The state has also made the registration process to be easy by forming a centralized and electronic application system. The electronic system is completely incorporated with an online tool. The online tool let individuals and families to establish their eligibility for diverse programs. It also allows online applications for benefits, and checking the status of application. Health coverage can be applied electronically and some coverage information is automatically confirmed.

An increased demand for coverage and a budget crisis in October 2009 were as a result of economic recession. This made the state to limit the number of BadgerCare plus Plan joiners. Roughly 30,000 applicants who were qualified for the program had been kept waiting. In attempt to take care of those who had been kept waiting, Governor Doyle suggested the BadgerCare plus basic plan. The proposed plan would let those waiting to purchase a health plan at full-cost. Consequently, the law forming this new program was enacted on 30th April 2009. Compared to the core plan, the basic plan provides more limited advantages. It comprises of one hospital visit, ten physician visits, and five outpatient visits annually. In addition, the participant is entitled to access general prescription drugs. The basic plan is associated with a premium of $130 per month, and registration commenced on 1st June 2010 with coverage starting in July 2010.

Kaiser commission considers BadgerCare plus as a lesson for other states and the national health reorganization.
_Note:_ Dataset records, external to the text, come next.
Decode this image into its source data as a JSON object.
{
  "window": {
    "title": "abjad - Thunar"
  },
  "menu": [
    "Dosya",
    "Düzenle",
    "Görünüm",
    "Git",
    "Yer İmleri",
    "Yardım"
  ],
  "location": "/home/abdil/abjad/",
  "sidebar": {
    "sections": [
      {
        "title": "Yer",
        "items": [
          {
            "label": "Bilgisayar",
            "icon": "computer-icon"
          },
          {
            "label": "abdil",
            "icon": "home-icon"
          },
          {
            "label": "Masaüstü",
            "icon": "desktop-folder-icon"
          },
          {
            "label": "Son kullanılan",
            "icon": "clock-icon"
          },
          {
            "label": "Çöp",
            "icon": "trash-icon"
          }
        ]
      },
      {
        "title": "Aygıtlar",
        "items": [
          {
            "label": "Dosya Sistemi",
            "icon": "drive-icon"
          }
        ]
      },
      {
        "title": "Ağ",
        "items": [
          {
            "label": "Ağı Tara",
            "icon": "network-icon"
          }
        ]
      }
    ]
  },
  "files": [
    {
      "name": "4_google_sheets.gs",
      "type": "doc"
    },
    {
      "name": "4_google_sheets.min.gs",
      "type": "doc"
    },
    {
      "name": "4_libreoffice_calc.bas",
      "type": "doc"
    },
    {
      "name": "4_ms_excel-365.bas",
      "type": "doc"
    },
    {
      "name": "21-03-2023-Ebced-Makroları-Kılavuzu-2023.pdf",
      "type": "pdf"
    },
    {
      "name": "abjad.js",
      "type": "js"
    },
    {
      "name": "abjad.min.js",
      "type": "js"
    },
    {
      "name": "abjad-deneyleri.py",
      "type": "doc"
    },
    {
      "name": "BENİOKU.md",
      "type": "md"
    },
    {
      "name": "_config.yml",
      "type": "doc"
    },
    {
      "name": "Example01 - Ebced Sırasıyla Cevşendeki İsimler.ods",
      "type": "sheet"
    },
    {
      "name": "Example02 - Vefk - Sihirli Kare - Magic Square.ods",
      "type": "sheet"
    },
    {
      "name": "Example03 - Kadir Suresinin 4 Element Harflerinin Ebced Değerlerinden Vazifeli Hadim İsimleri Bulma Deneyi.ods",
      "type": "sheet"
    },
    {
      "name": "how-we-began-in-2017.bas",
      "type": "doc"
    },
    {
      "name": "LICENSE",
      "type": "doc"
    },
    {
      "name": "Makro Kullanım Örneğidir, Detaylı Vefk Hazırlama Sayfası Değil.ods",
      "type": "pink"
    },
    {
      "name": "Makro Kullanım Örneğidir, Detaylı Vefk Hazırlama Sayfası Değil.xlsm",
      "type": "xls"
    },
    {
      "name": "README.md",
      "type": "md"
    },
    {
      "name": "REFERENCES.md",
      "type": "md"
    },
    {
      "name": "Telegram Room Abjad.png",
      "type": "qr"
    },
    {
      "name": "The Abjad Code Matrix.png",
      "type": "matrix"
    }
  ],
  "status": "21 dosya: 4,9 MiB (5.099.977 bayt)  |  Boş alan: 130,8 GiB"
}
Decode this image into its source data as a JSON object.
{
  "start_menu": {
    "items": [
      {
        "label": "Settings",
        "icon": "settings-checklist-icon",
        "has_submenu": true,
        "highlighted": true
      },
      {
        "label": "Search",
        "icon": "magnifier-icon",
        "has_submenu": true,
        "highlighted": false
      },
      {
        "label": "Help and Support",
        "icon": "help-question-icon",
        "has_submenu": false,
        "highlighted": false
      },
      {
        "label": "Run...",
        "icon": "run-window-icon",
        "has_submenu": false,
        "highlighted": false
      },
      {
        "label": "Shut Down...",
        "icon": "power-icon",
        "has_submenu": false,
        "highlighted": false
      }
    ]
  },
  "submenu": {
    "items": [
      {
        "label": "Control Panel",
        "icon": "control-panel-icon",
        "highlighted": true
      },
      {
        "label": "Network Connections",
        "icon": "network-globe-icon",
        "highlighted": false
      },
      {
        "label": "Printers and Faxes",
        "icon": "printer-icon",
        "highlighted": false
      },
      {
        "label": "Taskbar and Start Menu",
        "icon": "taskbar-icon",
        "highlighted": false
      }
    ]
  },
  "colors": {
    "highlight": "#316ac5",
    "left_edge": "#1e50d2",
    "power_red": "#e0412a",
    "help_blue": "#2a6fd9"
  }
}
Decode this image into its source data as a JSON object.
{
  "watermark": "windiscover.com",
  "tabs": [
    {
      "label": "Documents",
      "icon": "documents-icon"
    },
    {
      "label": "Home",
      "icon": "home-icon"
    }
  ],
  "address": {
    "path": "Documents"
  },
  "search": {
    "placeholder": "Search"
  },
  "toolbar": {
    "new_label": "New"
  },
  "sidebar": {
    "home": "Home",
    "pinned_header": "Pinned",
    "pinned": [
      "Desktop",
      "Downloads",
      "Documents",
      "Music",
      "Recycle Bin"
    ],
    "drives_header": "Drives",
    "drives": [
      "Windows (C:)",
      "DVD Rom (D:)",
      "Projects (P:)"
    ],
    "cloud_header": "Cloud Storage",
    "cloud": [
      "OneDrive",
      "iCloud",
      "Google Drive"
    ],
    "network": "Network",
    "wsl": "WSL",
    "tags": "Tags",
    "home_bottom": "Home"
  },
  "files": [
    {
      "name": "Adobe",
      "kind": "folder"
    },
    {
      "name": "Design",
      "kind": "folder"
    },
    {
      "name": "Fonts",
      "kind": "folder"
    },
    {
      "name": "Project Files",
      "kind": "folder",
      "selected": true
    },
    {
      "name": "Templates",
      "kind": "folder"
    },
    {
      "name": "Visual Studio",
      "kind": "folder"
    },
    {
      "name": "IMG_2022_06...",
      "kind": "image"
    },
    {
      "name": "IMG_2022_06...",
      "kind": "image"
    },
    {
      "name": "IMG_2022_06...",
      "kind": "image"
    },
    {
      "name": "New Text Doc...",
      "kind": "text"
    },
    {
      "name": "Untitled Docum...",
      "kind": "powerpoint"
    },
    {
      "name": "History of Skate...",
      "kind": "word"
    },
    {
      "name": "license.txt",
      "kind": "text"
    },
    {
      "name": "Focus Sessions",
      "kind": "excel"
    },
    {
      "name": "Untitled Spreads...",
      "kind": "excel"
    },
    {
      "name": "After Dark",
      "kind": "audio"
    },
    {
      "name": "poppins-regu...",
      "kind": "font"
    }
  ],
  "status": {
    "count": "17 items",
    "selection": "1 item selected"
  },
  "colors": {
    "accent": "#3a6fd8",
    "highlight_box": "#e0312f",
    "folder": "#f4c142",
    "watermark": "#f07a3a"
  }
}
Many states continue to struggle in order to preserve the present health care programs. This has proved difficult due to the widening demand for coverage and the current economic recession. Nevertheless, the state of Wisconsin keeps on expanding its health coverage to almost all its residents. BadgerCare plus program can be applied as a good example of how coverage expansions can grow on Medicaid to present a concrete platform for national health reorganization. In this program, parents, children, childless adults and pregnant women of different financial capabilities are all registered under one rationalized program. The organized program can operate even during the wake of economic recession. In conclusion, BadgerCare plus program is an organized masterpiece that should motivate any administrator in healthcare.


Families USA. (2007). Wisconsin’s 2007 Health Care Proposal: BadgerCare Plus. Web.
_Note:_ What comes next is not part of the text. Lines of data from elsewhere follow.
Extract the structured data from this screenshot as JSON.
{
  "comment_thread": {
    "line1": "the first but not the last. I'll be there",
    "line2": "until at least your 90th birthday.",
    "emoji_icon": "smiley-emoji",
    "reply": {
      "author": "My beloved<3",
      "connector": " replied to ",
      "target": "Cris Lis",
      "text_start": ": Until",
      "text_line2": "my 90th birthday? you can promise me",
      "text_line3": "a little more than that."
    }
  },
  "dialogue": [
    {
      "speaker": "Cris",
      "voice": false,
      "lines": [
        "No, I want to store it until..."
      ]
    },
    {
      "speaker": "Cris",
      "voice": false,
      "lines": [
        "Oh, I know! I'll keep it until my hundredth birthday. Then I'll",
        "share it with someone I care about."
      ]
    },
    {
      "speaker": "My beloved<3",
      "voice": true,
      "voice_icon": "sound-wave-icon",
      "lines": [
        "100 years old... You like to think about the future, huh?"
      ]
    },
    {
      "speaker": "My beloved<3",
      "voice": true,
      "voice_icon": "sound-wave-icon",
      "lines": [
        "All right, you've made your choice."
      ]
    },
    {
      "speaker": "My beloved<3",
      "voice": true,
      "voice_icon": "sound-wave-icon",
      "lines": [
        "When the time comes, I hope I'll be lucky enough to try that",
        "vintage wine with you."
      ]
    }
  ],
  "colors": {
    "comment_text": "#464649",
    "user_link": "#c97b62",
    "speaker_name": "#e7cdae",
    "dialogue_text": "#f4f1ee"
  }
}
Friedsam, D., Leininger, L., & Bergum, A. (2009). Wisconsin’s BadgerCare Plus Coverage Expansion and Simplification: Early Data on Program Impact. Web.

Leininger, L. J., Friedsam, D., & Dague, L. (2009). Wisconsin’s BadgerCare Plus Reform:Impact on Low-Income Families’Enrollment and Retention . Web.

The Kaiser Commission. (2010). . Web.

Wisconsin Council on Children &Families. (1999). Wisconsin’s BadgerCare Program. Web.

Witgert, K. (2009). BadgerCare Plus: Medicaid and Subsidies Under One Umbrella. Web.